Why Iran matters

IRAN is one of the world’s oldest civilisations, one of the few that was never formally subject to European colonial rule.

Today as bloodthirsty Zionist warplanes hover over its skies, and beg the US empire to add its bombs to those already being wantonly dropped on the country, it is no exaggeration to suggest that the outcome of this latest act of Zionist aggression will affect us all.

There is no secret to what the Empire and its Israeli outpost want — to eliminate the one challenger to their power in the Muslim world. By platforming Reza Pahlavi, scion of the imperialist puppet Shah who was topped in the 1979 revolution, the Western mainstream is no longer even masking its regime change intentions.

What would regime change in Iran look like? Very much like the disastrous imperialist interventions in Afghanistan, Iraq, Syria, Libya and ongoing ones in Yemen and Lebanon. If today the argument is that the repressive, theocratic regime that rules Iran must be removed, yesterday the same was said about the Afghan Taliban, Saddam Hussein, the Assad dynasty and Muammar Qadhafi. One need not be a historical revisionist and whitewash the excesses of those regimes to see that imperialist interventions in those countries led only to unprecedented bloodshed, hate and endless war.

Iran is much bigger than all of the above-mentioned countries that have been ravaged by imperialism. It exercises huge influence over Shia militant organisations, including Hezbollah, whilst explicitly supporting Hamas and the Palestinian cause more generally. It controls major waterways like the Strait of Hormuz, through which at least 20 per cent of global oil supply travels on a daily basis.

What would regime change in Iran look like?

Let there be no confusion: no matter the complicity of Arab sheikhs, the attempt to subjugate Iran by Washington and Tel Aviv will further destabilise the region and world. US imperialist wars since World War II have always been fought in the name of a larger ‘Pax Americana’, which, in fact, has been catastrophic for large parts of the Muslim world, East Asia, Latin America and Africa.
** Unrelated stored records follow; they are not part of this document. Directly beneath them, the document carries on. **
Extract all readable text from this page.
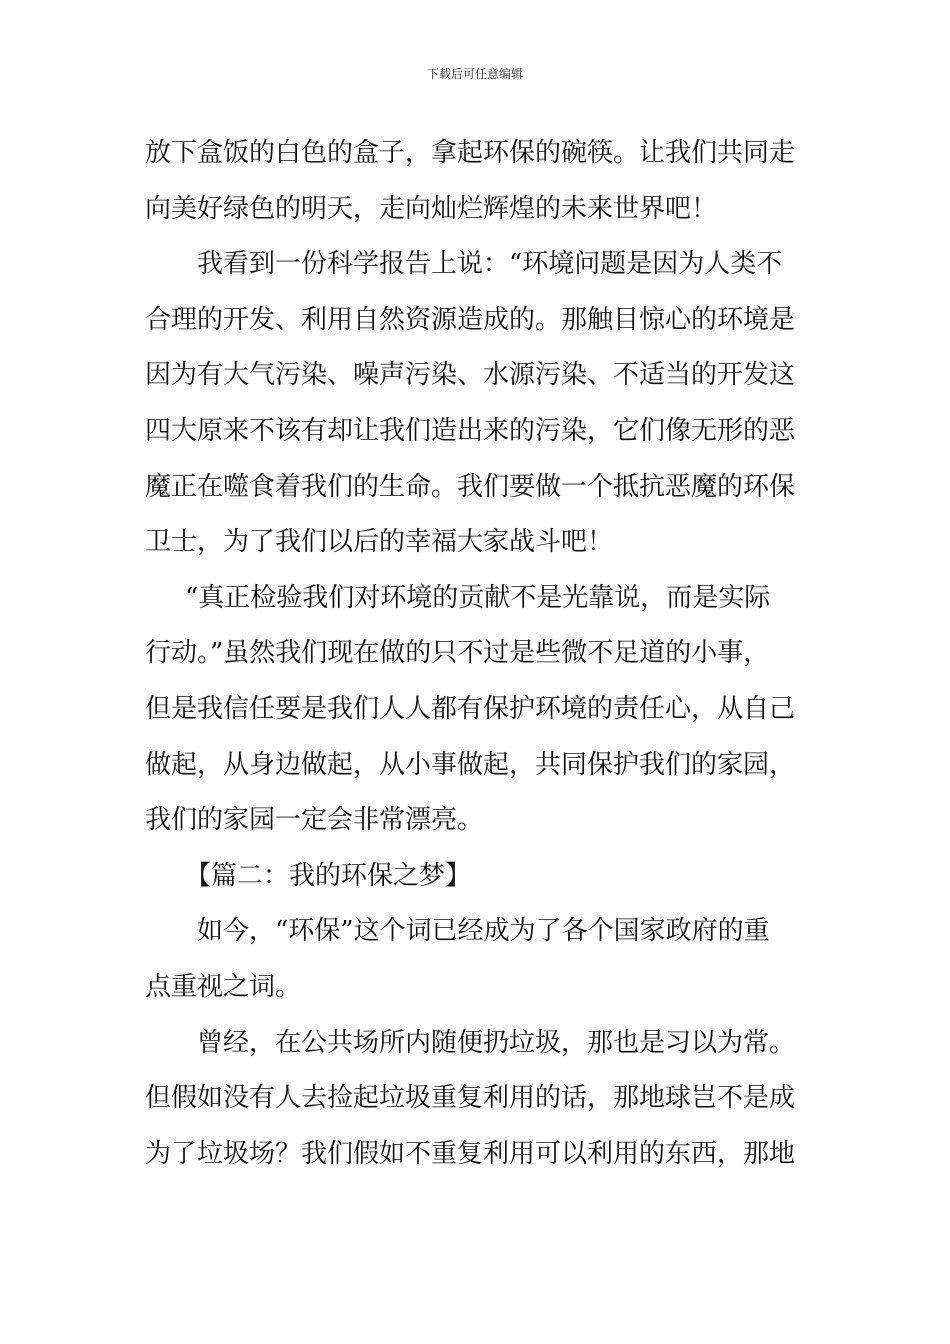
下载后可任意编辑
放下盒饭的白色的盒子，拿起环保的碗筷。让我们共同走
向美好绿色的明天，走向灿烂辉煌的未来世界吧！
我看到一份科学报告上说：“环境问题是因为人类不
合理的开发、利用自然资源造成的。那触目惊心的环境是
因为有大气污染、噪声污染、水源污染、不适当的开发这
四大原来不该有却让我们造出来的污染，它们像无形的恶
魔正在噬食着我们的生命。我们要做一个抵抗恶魔的环保
卫士，为了我们以后的幸福大家战斗吧！
“真正检验我们对环境的贡献不是光靠说，而是实际
行动。”虽然我们现在做的只不过是些微不足道的小事，
但是我信任要是我们人人都有保护环境的责任心，从自己
做起，从身边做起，从小事做起，共同保护我们的家园，
我们的家园一定会非常漂亮。
【篇二：我的环保之梦】
如今，“环保”这个词已经成为了各个国家政府的重
点重视之词。
曾经，在公共场所内随便扔垃圾，那也是习以为常。
但假如没有人去捡起垃圾重复利用的话，那地球岂不是成
为了垃圾场？我们假如不重复利用可以利用的东西，那地
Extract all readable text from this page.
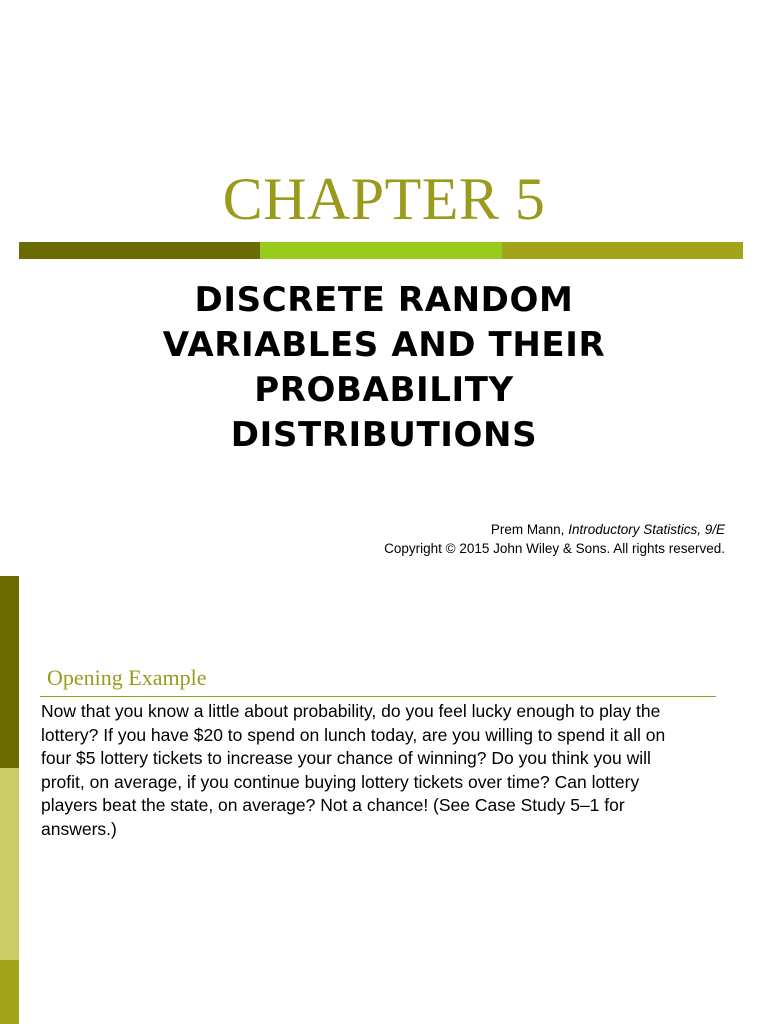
CHAPTER 5
DISCRETE RANDOM
VARIABLES AND THEIR
PROBABILITY
DISTRIBUTIONS
Prem Mann, Introductory Statistics, 9/E
Copyright © 2015 John Wiley & Sons. All rights reserved.
Opening Example
Now that you know a little about probability, do you feel lucky enough to play the
lottery? If you have $20 to spend on lunch today, are you willing to spend it all on
four $5 lottery tickets to increase your chance of winning? Do you think you will
profit, on average, if you continue buying lottery tickets over time? Can lottery
players beat the state, on average? Not a chance! (See Case Study 5–1 for
answers.)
Which brings me to Pakistan. The ‘unexpected’ meeting between the army chief and Donald Trump in Washington suggests that Pakistan’s militarised ruling class may be in line to make the country a ‘front-line state’ in another US war, presumably in exchange for crypto and mineral exploration contracts. The dictatorships of Ziaul Haq and Pervez Musharraf immensely damaged Pakistani society by aligning with Washington to prosecute wars in Afghanistan. The widespread influence of the militant right-wing, and the ‘Kalashnikov culture’ are enduring legacies.

In case we’ve forgotten, this disastrous legacy continues to play out in Kurram, the only Shia-majority district in KP, where the state remains unwilling to secure roads that have been closed for the best part of a year. What the mainstream lazily calls ‘sectarian’ violence would only spike further if the Pakistani state puts in its lot with the war on Iran.

In the short term, we in Pakistan are already seeing huge fallouts of Zionist aggression. Iran shares an almost 900 kilometre-long border with Pakistan, which has been closed since Israeli raids started. Cross-border trade is arguably the biggest livelihood source for a vast majority of ordinary people across Balochistan, especially its western parts. Even by conservative estimates, goods worth $3 billion move across this border annually.

Most of Balochistan uses Iranian diesel and petrol. A range of other products also come in from across the border. While economic ‘experts’ and bureaucrats lam­ent the supposed loss to the exchequer from this ‘black’ economy, they conveniently neglect the fact that Balo­chistan has been pillaged for its rich mineral resources by the nexus of state and capital while the local population, select middlemen exclu­ded, has gotten only deprivation and subjugation.

The daily lifeline of trade having been suspended, and with mass repression at its peak, more young Baloch are likely to join an already raging insurgency. Of course, the regime in Iran has also brutalised ethnic Baloch on that side of the border, along with women, non-Shia minorities and political dissidents more generally. Like the Kurds, the Baloch continue to be subjugated by states whilst treated as pawns in geopolitical games, pushed to the wall and then criminalised to no end.

Yet whatever their similarities, Iran and Pakistan are different because the former is standing up to the Empire while the latter seeks deals with it. The truth is that most Muslim rulers have already abandoned the people of Iran, forget its regime. These rulers sell tales about the wisdom of realpolitik, but from the perspective of the most oppressed people in our region and world, we need another politics entirely.

The writer teaches at Quaid-i-Azam University, Islamabad.